Lors des premières années postapartheid, Sexwale pense être promis à un destin national. En 1994, il devient Premier ministre de la région la plus riche du pays, le Gauteng, qui englobe Johannesburg et Pretoria. Belle gueule et beau parleur, il est surnommé par la presse internationale « l’étoile montante de l’Afrique du Sud ». Mais, en 1999, c’est Thabo Mbeki qui est choisi par l’ANC pour succéder à Nelson Mandela. Comme Cyril Ramaphosa, un autre grand leader de l’ANC, Sexwale se reconvertit alors dans les affaires. Avec le nouveau système de quotas, qui oblige les sociétés sud-africaines à avoir des actionnaires non blancs, il devient très vite prospère et crée, dans le secteur des mines et de la communication, un empire du nom de Mvelaphanda. En dix ans, le révolutionnaire se mue en millionnaire.

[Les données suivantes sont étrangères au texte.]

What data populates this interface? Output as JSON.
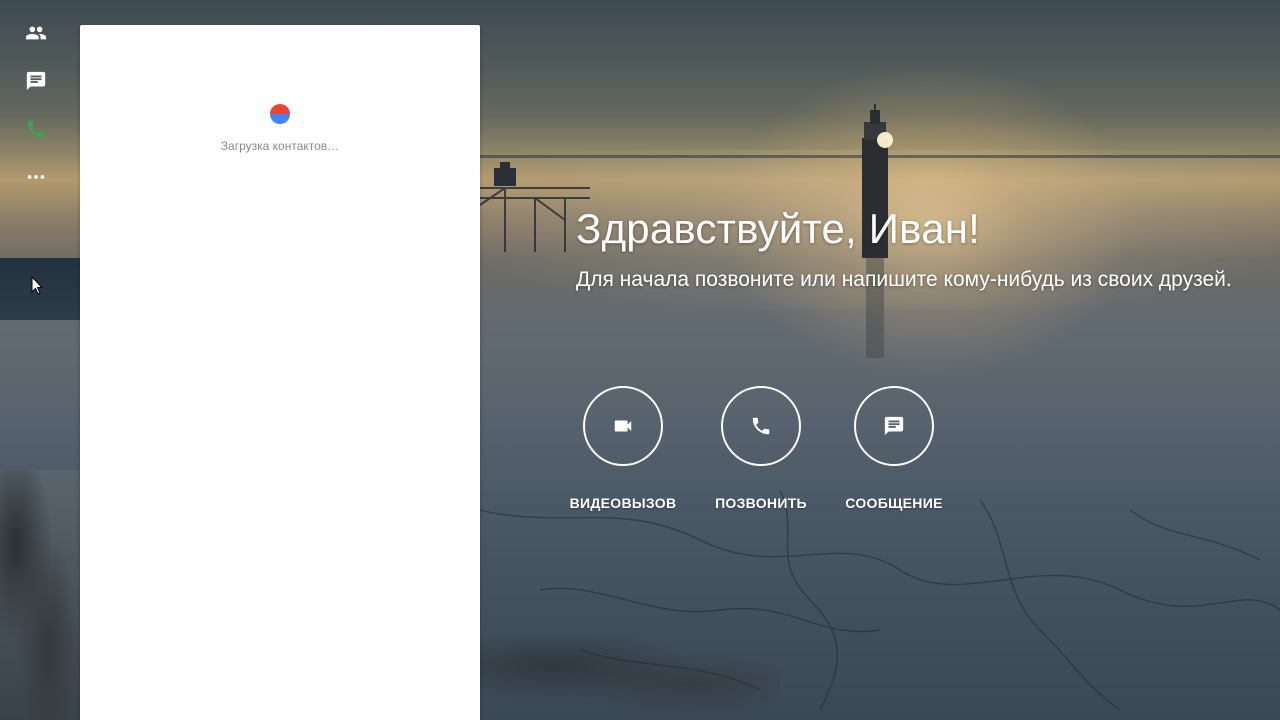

Bill Johnson, journaliste au Guardian et historien spécialiste de l’ANC, affirme alors qu’il utilise son argent pour acheter des voix

Après la chute de Thabo Mbeki, en 2008, Sexwale tente de revenir en politique. Sous le premier quinquennat de Jacob Zuma, il est ministre de l’Habitat de 2009 à 2013. Mais il n’a pas que des amis. Bill Johnson, journaliste au Guardian et historien spécialiste de l’ANC, affirme alors qu’il utilise son argent pour acheter des voix. En 2012, Sexwale essuie une cuisante défaite en essayant de se faire élire numéro deux de l’ANC. À cette date, l’ancien prisonnier no 41-78 de Robben Island comprend que son avenir est ailleurs et se tourne vers le football. Pour l’organisation de la Coupe du monde 2010 en Afrique du Sud, il s’était déjà beaucoup investi. À partir de 2012, il s’engage plus sérieusement en faveur du ballon rond et se fait nommer au comité antiracisme et antidiscrimination de la Fifa. Depuis cette année, il y préside le comité de surveillance Israël-Palestine.

« Ce qui est cassé à la Fifa, c’est sa capacité à retracer les mouvements d’argent. Il s’agit de bien gérer financièrement, de mettre en place des systèmes de contrôle », affirme aujourd’hui le candidat à la présidence de la maison football. Soyons honnêtes, le tycoon sud-africain connaît beaucoup moins le football que ses adversaires. Mais c’est justement la chance de ce « Monsieur Propre ». À l’heure où elle traverse la crise la plus grave de son histoire, la Fifa a peut-être intérêt à porter à sa tête un candidat hors système. Qui plus est, un héros de la lutte antiapartheid.